Two randomized, controlled trials have compared high [target international normalized ratio (INR) 3.0–4.0] with standard (target INR 2.0–3.0) intensity of anticoagulation for secondary thromboprophylaxis in patients with APS. No significant differences in terms of efficacy or safety between the regimens were observed in these trials. However, both of them suffered from a main bias due to the overrepresentation of patients with first venous thromboembolism. Thus, we recommend indefinite anticoagulant therapy with vitamin K antagonist (VKA) to a target INR of 2.0–3.0 for patients with APS and first venous event. A reduction in the duration of treatment with VKA can be considered only in patients with a low-risk aPL profile and clear provoking factors (e.g., surgery, prolonged immobilization) at the time of the thrombosis.
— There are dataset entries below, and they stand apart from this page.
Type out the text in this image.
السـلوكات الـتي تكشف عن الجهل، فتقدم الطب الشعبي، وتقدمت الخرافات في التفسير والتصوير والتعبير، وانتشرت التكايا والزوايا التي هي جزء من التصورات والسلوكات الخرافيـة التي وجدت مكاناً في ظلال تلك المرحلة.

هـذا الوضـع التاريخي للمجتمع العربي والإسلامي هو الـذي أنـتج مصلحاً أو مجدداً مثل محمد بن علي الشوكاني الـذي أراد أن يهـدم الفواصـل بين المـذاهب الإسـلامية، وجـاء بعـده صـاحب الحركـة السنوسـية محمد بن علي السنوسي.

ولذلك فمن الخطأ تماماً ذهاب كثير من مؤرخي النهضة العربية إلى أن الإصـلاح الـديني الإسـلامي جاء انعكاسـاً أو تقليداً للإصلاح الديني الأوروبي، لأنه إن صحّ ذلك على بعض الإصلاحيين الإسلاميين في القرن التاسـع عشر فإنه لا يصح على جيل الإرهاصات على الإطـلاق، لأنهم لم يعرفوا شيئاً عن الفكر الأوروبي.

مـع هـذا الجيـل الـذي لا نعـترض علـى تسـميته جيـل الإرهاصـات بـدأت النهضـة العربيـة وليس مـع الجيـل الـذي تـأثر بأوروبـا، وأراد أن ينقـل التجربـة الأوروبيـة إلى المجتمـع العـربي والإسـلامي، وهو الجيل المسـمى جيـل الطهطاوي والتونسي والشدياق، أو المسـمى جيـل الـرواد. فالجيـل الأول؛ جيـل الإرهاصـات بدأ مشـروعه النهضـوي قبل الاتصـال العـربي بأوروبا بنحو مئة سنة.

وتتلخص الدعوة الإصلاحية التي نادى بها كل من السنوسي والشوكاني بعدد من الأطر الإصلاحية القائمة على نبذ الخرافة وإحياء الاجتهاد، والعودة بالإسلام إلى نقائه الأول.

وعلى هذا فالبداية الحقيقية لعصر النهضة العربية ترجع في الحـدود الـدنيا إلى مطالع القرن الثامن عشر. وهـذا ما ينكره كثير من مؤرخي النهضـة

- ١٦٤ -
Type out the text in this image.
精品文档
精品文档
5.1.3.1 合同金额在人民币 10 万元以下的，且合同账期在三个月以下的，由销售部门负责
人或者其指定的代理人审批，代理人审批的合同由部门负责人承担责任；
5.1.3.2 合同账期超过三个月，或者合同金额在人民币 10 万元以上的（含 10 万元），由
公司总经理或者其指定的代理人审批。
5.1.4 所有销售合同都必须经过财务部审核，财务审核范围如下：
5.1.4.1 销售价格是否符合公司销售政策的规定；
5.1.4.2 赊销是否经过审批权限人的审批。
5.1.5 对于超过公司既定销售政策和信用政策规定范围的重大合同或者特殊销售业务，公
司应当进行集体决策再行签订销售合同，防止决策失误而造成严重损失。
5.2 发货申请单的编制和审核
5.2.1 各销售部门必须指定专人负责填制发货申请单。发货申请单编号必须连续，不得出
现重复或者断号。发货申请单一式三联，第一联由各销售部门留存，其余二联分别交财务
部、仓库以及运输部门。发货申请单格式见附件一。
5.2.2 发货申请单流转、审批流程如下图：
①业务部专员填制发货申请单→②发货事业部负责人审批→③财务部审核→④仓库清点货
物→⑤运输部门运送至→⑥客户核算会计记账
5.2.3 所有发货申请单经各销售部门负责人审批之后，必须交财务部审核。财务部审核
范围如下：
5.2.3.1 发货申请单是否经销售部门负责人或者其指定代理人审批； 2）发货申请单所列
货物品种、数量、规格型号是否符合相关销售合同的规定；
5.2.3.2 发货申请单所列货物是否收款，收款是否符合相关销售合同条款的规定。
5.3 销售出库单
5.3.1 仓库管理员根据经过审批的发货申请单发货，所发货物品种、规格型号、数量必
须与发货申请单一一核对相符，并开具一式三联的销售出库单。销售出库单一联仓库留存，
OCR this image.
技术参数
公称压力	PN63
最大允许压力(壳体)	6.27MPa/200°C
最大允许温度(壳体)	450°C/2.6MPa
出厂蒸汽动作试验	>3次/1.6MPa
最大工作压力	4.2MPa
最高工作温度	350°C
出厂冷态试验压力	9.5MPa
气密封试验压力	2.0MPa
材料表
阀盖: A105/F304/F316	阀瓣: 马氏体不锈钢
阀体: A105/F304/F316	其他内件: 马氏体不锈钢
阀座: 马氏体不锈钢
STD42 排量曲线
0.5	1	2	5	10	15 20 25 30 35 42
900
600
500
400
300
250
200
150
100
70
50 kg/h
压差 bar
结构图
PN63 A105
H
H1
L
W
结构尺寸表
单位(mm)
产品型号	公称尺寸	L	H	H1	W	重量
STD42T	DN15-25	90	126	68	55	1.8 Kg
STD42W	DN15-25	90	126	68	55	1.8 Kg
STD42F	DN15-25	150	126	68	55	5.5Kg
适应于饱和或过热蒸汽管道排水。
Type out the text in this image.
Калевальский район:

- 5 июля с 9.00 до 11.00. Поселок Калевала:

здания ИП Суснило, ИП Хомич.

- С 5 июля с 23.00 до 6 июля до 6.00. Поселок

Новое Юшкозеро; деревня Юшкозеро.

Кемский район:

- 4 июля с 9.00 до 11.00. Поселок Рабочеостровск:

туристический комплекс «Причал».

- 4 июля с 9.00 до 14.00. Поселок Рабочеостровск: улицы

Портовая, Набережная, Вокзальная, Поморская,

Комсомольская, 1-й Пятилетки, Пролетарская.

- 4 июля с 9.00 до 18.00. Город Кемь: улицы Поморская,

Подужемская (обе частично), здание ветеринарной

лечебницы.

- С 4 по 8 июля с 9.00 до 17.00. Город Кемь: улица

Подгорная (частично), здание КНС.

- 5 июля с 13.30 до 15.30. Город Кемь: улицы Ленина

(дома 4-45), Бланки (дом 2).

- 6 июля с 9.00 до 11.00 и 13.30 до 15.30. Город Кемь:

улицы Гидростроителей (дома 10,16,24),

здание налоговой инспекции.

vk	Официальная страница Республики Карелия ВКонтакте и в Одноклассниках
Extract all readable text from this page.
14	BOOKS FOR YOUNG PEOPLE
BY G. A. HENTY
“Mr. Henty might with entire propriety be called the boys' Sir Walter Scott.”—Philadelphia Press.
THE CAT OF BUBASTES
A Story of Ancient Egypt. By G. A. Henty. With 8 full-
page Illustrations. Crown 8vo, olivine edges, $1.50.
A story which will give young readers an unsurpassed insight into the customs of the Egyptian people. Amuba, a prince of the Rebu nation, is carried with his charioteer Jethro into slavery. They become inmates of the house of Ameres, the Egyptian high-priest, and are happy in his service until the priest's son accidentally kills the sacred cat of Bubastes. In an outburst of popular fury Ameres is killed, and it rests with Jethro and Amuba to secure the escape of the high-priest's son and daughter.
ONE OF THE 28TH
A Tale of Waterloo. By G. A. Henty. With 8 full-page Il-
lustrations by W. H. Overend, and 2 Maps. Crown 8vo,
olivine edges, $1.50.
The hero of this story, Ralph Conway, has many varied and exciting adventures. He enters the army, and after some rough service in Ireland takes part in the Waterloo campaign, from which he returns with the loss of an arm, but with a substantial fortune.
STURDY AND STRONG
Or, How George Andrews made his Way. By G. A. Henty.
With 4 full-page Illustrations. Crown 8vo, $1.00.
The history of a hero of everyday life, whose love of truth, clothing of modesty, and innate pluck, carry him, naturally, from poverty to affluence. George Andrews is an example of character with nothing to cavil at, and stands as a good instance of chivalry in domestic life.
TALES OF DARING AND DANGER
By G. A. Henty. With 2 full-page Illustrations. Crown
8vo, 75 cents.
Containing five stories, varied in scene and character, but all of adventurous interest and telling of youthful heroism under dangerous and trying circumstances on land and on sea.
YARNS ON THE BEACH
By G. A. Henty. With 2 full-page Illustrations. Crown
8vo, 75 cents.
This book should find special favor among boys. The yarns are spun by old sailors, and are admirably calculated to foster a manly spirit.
The management of arterial events is more controversial and debate persists. The APS and Stroke Study (APSSS) concluded that patients with stroke and aPL not fulfilling classification criteria would be best treated as the general population, with low-dose-aspirin. However, it is our current approach that patients with definite APS with arterial disease and/or recurrent events merit a more aggressive approach, which might include VKA with a target INR of 3.0–4.0. Occasionally, combined anticoagulant-antiaggregant therapy may also be considered. In fact, recurrences are very infrequent (0.016–0.031 events per patient per year) among patients receiving effective oral anticoagulation to an INR of 3.0–4.0. However, the physician has to be aware that high-intensity oral anticoagulation therapy carries an inevitable risk of serious hemorrhage, although this risk does not appear higher than that observed in other thrombotic conditions warranting oral anticoagulation.

The management of venous thromboembolism (VTE) is a rapidly changing scenario. The direct oral anticoagulants (DOAC) (dabigatran etexilate, rivaroxaban, apixaban, and edoxaban) have been shown to be effective in the management of VTE and they do not require laboratory monitoring. However, despite some pilot experiences were showing promising results for the use of DOAC in the management of VTE in APS, there is still an ongoing debate about their safety. A phase II/III trial to assess the efficacy and safety of rivaroxaban in APS patients with previous VTE showed that endogenous thrombin potential (ETP) for rivaroxaban did not reach the non-inferiority threshold; however, as there was no increase in thrombotic risk compared with standard-intensity warfarin, rivaroxaban was considered an effective and safe alternative in patients with APS and previous venous thromboembolism. Nevertheless, more recently, a recent RCT of rivaroxaban versus warfarin in patients with APS with triple aPL positivity was prematurely terminated due to an excess of thromboembolic events (mostly arterial) in the rivaroxaban arm. Accordingly, rivaroxaban should not be used in patients with triple aPL positivity. Before further evidence will be available, DOACs may be considered in very selected patients, mainly with venous event, with difficulty achieving a target INR of 2–3 despite compliance with VKA or who have contraindications to VKA. Switching from treatment with VKA to DOACs due to low adherence to VKA or INR monitoring should be avoided.